My sister asked if I was going to be able to visit her in Columbus when I came home for the holiday in another day. She actually couldn't remember if it was on my drive from Chicago to Akron. I had to tell her it would be way out of the way.

*****

What a sad reality that my sister could very well not be out of the hospital in time for Christmas. I can't imagine how we're going to have a celebratory gathering of any kind without her, knowing where she is and what's going on with her.

Still, I am very much looking forward to going home, hugging my four-legged brother, Murray, and being in my mom's guest bedroom, enjoying all the comforts and luxuries of being in my mom's house, which used to be my grandmother's house and a house where my family once lived for over a year after we came back from being missionaries in Ecuador.

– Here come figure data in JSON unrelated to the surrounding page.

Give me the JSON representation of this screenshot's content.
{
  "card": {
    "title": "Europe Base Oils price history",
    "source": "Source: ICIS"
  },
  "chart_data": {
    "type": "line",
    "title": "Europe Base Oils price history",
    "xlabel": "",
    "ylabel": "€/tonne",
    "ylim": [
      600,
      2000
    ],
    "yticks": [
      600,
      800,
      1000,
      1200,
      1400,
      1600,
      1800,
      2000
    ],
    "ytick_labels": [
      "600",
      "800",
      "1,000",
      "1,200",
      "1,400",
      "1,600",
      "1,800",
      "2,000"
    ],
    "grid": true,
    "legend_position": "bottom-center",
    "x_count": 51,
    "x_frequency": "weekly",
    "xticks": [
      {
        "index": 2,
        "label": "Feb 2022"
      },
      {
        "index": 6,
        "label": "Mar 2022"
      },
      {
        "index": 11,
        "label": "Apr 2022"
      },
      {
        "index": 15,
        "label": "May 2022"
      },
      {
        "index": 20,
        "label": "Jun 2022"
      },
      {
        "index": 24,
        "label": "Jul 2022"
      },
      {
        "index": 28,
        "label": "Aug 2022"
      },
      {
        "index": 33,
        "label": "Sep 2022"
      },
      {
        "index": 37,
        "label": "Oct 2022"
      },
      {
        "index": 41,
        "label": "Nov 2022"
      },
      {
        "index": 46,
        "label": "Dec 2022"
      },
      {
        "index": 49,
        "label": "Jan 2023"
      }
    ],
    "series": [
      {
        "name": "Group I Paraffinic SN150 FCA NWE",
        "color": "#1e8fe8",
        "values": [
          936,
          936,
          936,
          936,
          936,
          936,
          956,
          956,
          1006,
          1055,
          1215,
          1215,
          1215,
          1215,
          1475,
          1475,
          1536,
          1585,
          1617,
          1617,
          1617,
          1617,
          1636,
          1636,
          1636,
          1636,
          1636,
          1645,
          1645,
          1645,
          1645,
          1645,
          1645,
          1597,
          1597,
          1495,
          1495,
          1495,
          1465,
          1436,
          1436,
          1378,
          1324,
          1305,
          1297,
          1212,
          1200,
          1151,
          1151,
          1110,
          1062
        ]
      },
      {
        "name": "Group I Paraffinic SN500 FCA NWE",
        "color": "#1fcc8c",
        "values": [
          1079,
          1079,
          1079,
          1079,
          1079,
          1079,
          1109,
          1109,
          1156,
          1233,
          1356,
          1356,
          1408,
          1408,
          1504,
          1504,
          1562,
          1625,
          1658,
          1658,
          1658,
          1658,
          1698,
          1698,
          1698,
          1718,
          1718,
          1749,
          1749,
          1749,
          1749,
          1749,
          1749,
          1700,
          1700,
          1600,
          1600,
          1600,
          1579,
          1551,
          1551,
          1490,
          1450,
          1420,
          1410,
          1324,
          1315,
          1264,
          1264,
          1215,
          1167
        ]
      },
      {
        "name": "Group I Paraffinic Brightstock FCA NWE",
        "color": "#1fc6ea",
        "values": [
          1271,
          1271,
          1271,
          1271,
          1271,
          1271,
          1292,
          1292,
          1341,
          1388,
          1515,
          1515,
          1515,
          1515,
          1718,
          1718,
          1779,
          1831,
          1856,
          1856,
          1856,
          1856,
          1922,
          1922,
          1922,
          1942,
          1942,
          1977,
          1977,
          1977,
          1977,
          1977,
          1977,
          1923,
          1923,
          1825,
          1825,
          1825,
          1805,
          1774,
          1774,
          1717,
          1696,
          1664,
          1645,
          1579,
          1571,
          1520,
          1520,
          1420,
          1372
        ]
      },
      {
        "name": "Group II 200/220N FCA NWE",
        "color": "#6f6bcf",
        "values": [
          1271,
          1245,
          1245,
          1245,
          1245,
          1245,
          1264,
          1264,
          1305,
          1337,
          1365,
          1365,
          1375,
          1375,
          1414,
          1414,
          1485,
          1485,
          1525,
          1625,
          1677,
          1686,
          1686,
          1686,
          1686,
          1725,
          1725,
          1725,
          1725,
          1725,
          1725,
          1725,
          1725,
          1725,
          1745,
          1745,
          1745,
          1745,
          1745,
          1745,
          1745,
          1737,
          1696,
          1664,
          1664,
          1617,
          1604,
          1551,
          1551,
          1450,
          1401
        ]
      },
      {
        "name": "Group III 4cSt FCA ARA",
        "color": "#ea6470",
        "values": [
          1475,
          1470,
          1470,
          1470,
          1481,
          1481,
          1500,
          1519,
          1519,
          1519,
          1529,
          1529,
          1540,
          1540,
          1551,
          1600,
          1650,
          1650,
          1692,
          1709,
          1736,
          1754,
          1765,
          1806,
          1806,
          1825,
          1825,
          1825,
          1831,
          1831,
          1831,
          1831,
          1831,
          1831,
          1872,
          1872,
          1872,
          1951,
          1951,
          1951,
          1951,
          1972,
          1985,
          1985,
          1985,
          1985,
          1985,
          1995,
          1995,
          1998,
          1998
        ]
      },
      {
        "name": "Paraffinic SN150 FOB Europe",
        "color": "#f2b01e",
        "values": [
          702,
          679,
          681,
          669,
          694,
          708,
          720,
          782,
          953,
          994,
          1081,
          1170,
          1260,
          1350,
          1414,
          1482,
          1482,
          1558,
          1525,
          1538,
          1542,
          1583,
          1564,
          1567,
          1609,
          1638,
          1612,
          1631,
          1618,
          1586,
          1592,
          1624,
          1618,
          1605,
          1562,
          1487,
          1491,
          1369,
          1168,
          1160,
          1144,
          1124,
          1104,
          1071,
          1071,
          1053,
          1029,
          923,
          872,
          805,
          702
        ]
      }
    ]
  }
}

Home is home is home, I guess. "What will it be like for my poor sister come Christmas?" is all I can think. I asked if she had people she could relate to at the ward (where she's been since last Thursday) and she answered something like, "Oh, they're mostly people who are in a such a drastically different situation. They're not ones you feel you can get near to. You know what I'm talking about?"

Without thinking, I answered, "Yeah, I think so. Like the homeless people I used to come across in New York." She didn't correct me.